Changes in Government Bitcoin Reserves
Changes in global government Bitcoin reserves reflect a significant shift in how countries handle digital assets. According to recent data, major governments have experienced significant changes in their Bitcoin reserves, directly impacting the market.
- United States: The United States remains the largest government holder of Bitcoin, holding 198,012 Bitcoin, equivalent to approximately $18.3 billion. Despite some selling of holdings since July 2024, the United States still holds the largest share, reflecting revenue-generating strategies amid regulatory and financial concerns.
- China: China holds 194,000 Bitcoin obtained through bust of the PlusToken Ponzi scheme in 2019. Despite the ban on cryptocurrency trading and mining, China remains one of the largest holders of Bitcoin, maintaining a cautious presence in the market.

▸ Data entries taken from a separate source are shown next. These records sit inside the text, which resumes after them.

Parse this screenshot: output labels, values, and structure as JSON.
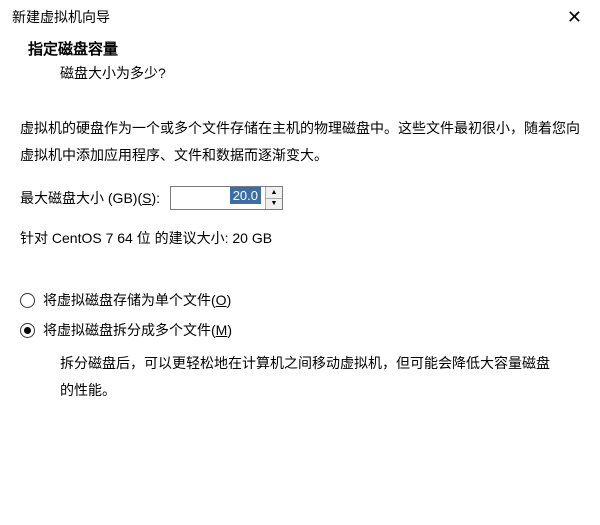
{
  "window": {
    "title": "新建虚拟机向导"
  },
  "header": {
    "title": "指定磁盘容量",
    "subtitle": "磁盘大小为多少?"
  },
  "description": "虚拟机的硬盘作为一个或多个文件存储在主机的物理磁盘中。这些文件最初很小，随着您向虚拟机中添加应用程序、文件和数据而逐渐变大。",
  "size": {
    "label_pre": "最大磁盘大小 (GB)(",
    "label_accel": "S",
    "label_post": "):",
    "value": "20.0"
  },
  "recommend": "针对 CentOS 7 64 位 的建议大小: 20 GB",
  "radios": {
    "single": {
      "pre": "将虚拟磁盘存储为单个文件(",
      "accel": "O",
      "post": ")"
    },
    "multi": {
      "pre": "将虚拟磁盘拆分成多个文件(",
      "accel": "M",
      "post": ")"
    },
    "multi_desc": "拆分磁盘后，可以更轻松地在计算机之间移动虚拟机，但可能会降低大容量磁盘的性能。"
  }
}
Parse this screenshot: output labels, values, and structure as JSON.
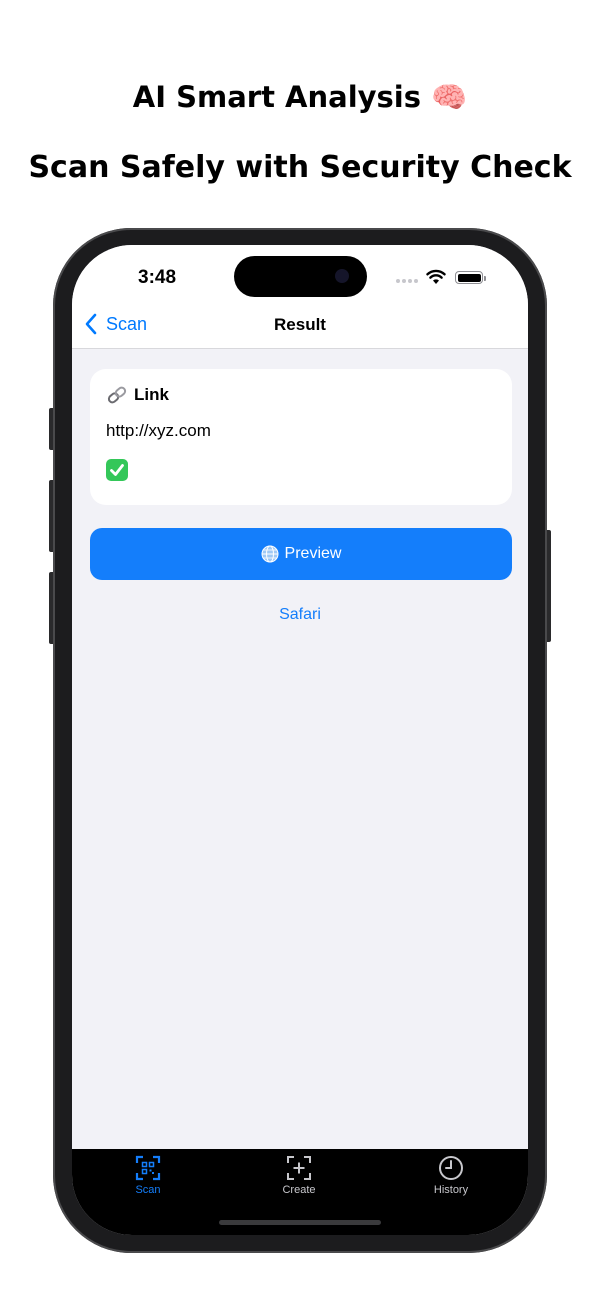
{
  "headline": {
    "line1": "AI Smart Analysis 🧠",
    "line2": "Scan Safely with Security Check"
  },
  "status_bar": {
    "time": "3:48"
  },
  "nav": {
    "back_label": "Scan",
    "title": "Result"
  },
  "result_card": {
    "label": "Link",
    "url": "http://xyz.com"
  },
  "actions": {
    "preview_label": "Preview",
    "safari_label": "Safari"
  },
  "tabbar": {
    "items": [
      {
        "label": "Scan"
      },
      {
        "label": "Create"
      },
      {
        "label": "History"
      }
    ],
    "active_color": "#147efb"
  },
  "colors": {
    "accent": "#147efb",
    "screen_background": "#f2f2f7",
    "success": "#34c759"
  }
}
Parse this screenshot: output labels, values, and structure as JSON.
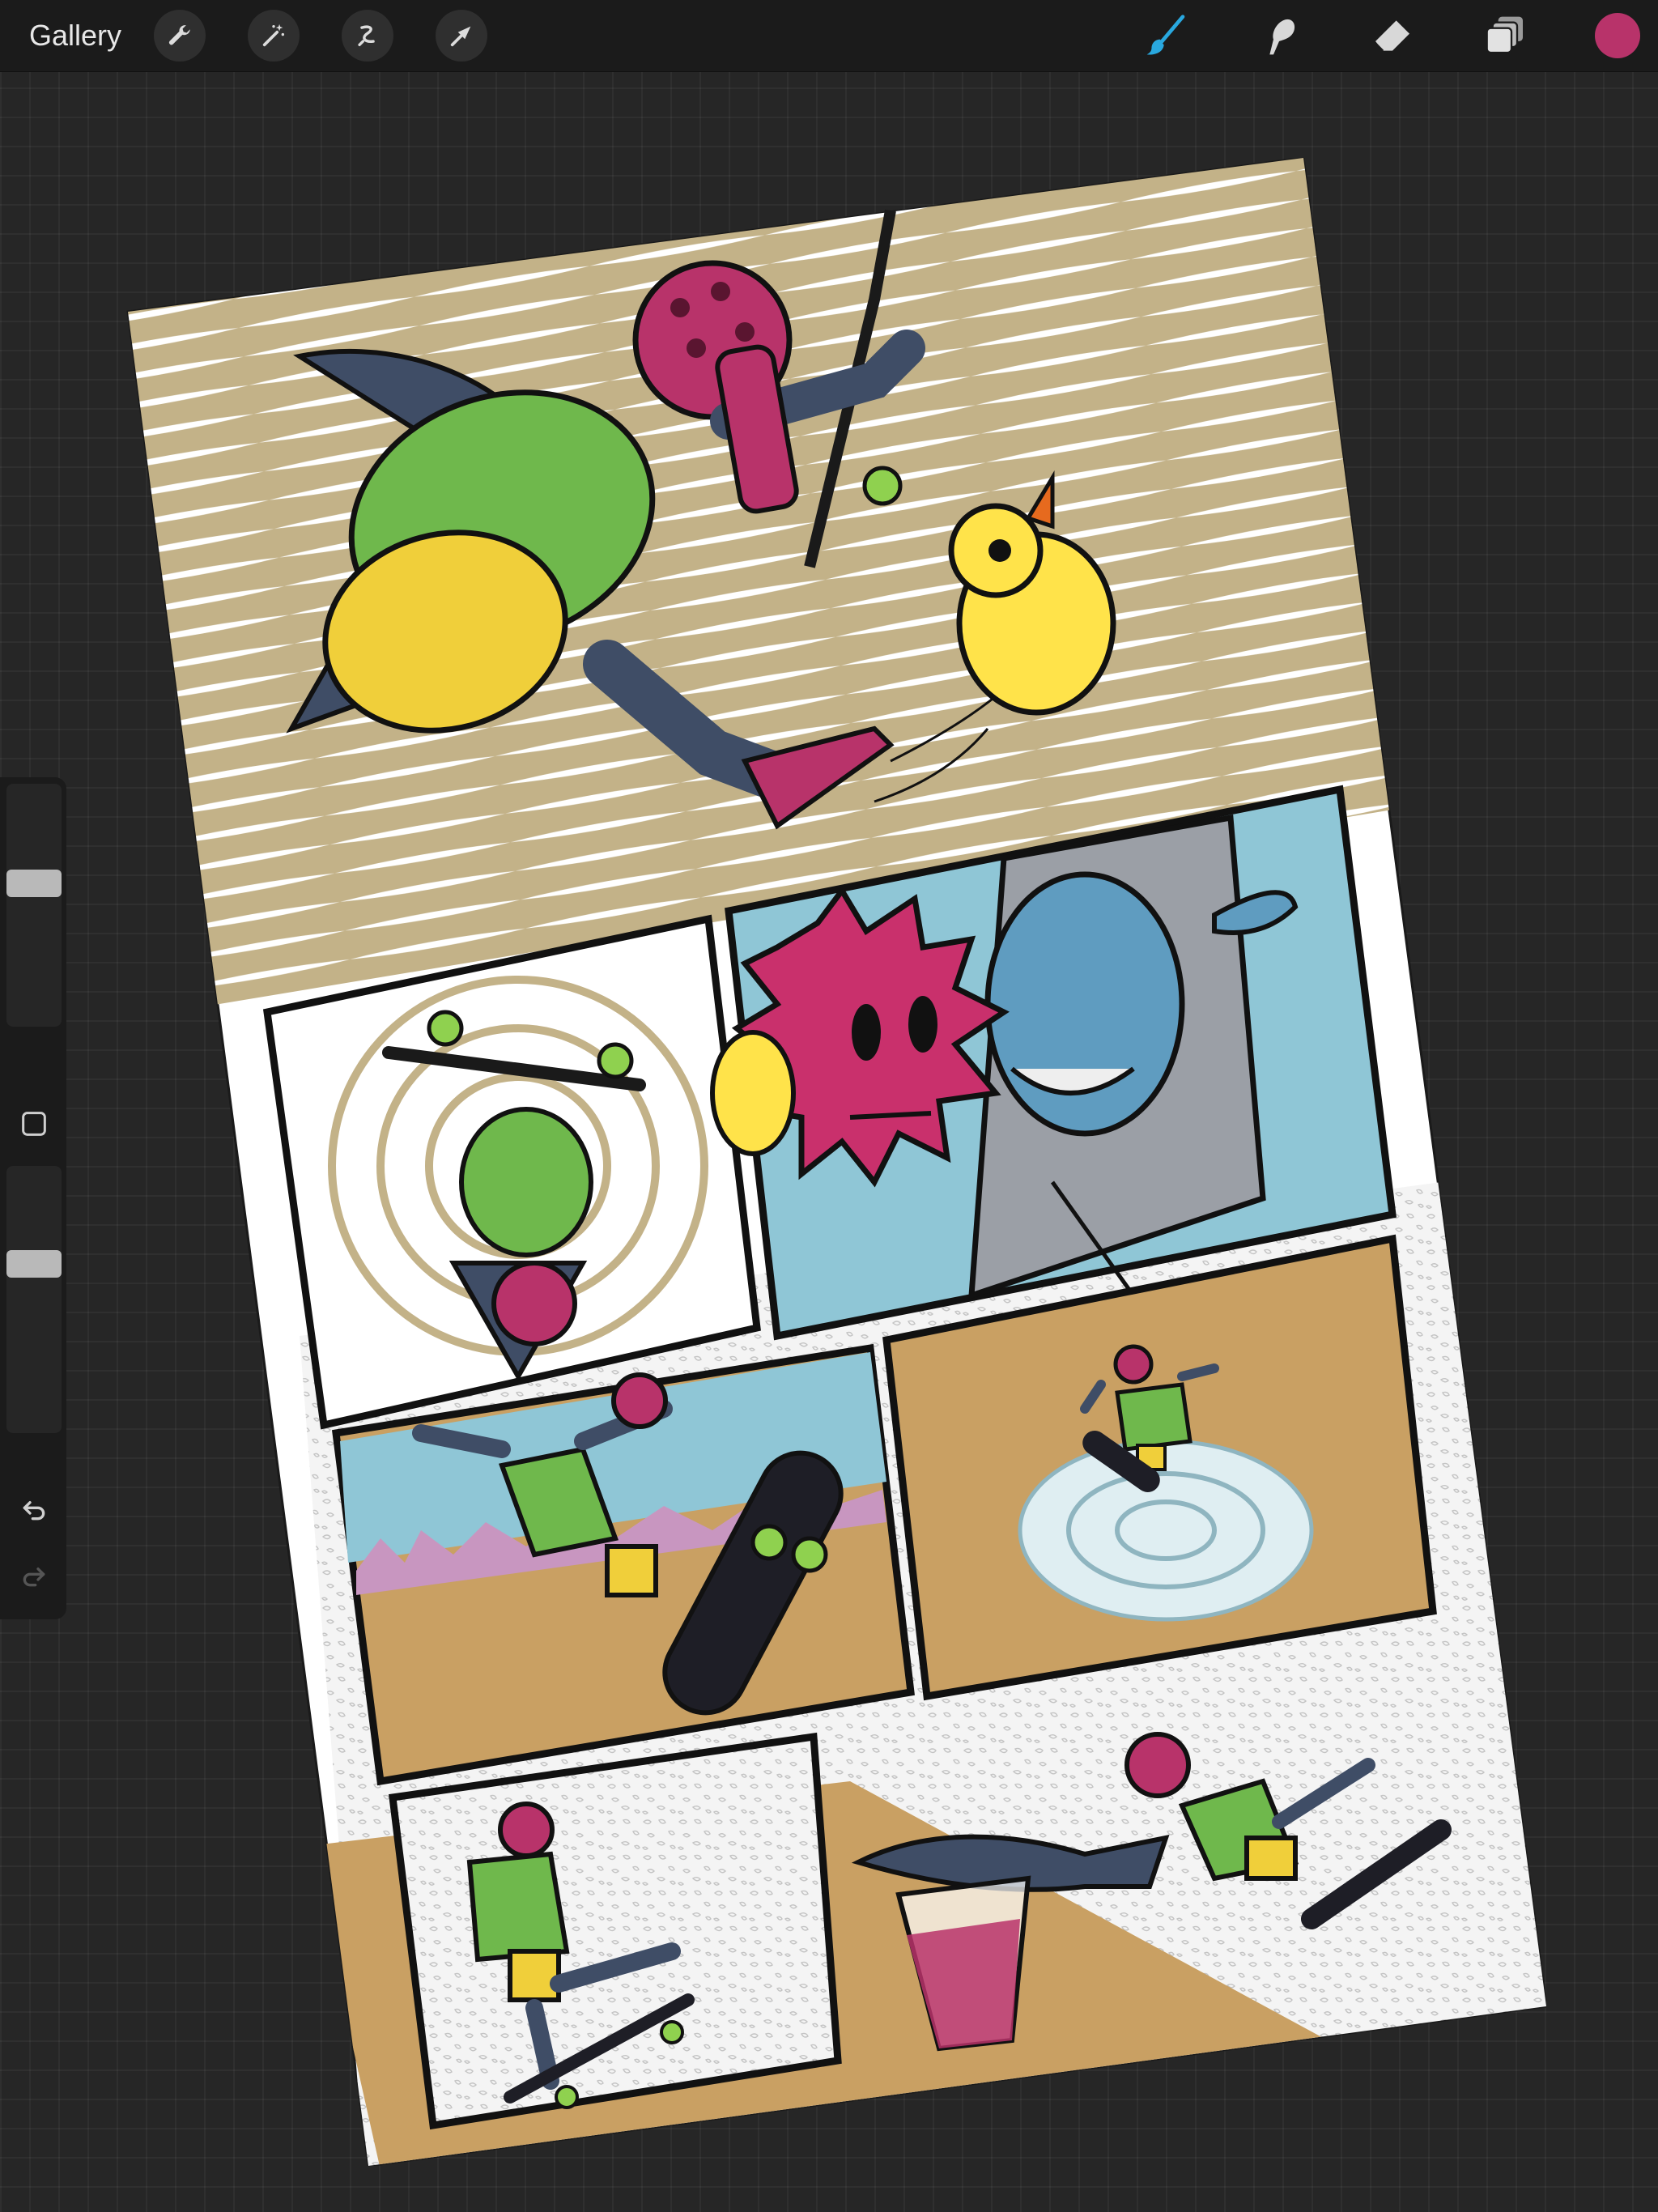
{
  "toolbar": {
    "gallery_label": "Gallery",
    "left_tools": [
      "wrench-icon",
      "magic-wand-icon",
      "selection-icon",
      "transform-arrow-icon"
    ],
    "right_tools": [
      "brush-icon",
      "smudge-icon",
      "eraser-icon",
      "layers-icon"
    ],
    "active_tool": "brush-icon",
    "current_color": "#b8336a"
  },
  "sidebar": {
    "brush_size_level": 0.4,
    "opacity_level": 0.35,
    "buttons": [
      "modify-square-icon",
      "undo-icon",
      "redo-icon"
    ]
  },
  "colors": {
    "accent": "#b8336a",
    "brush_active": "#29a8df",
    "tan": "#c9a063",
    "shark_blue": "#3f4d66",
    "shirt_green": "#6fb84c",
    "shorts_yellow": "#f0cf3a",
    "duck_yellow": "#ffe34a",
    "sky": "#8fc6d6"
  }
}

- Germany: Germany sold 46,359 Bitcoin in mid-2024, causing the price to drop by 15.7%. This was part of a policy to streamline assets and reduce exposure to market volatility.
- Bhutan: Bhutan mined 8,594 Bitcoin using sustainable hydropower, making it one of the few governments to directly generate Bitcoin using renewable energy sources.
- El Salvador: El Salvador continues to build its Bitcoin reserves, purchasing 1 Bitcoin per day. This policy makes El Salvador a unique example of Bitcoin’s adoption as a national economic tool.
- Ukraine: In contrast to countries that accumulate Bitcoin, Ukraine sold 256 Bitcoins it received via cryptocurrency donations. These funds were used for military and humanitarian purposes, reflecting a different use of digital currency in emergency situations.
These changes in government Bitcoin reserves demonstrate the growing diversity of Bitcoin holding strategies across countries. While some governments continue to accumulate Bitcoin, others seek to sell their assets for financial or regulatory reasons, impacting market movement. These policies underscore the role of governments in shaping the future of Bitcoin and their impact on market liquidity and volatility.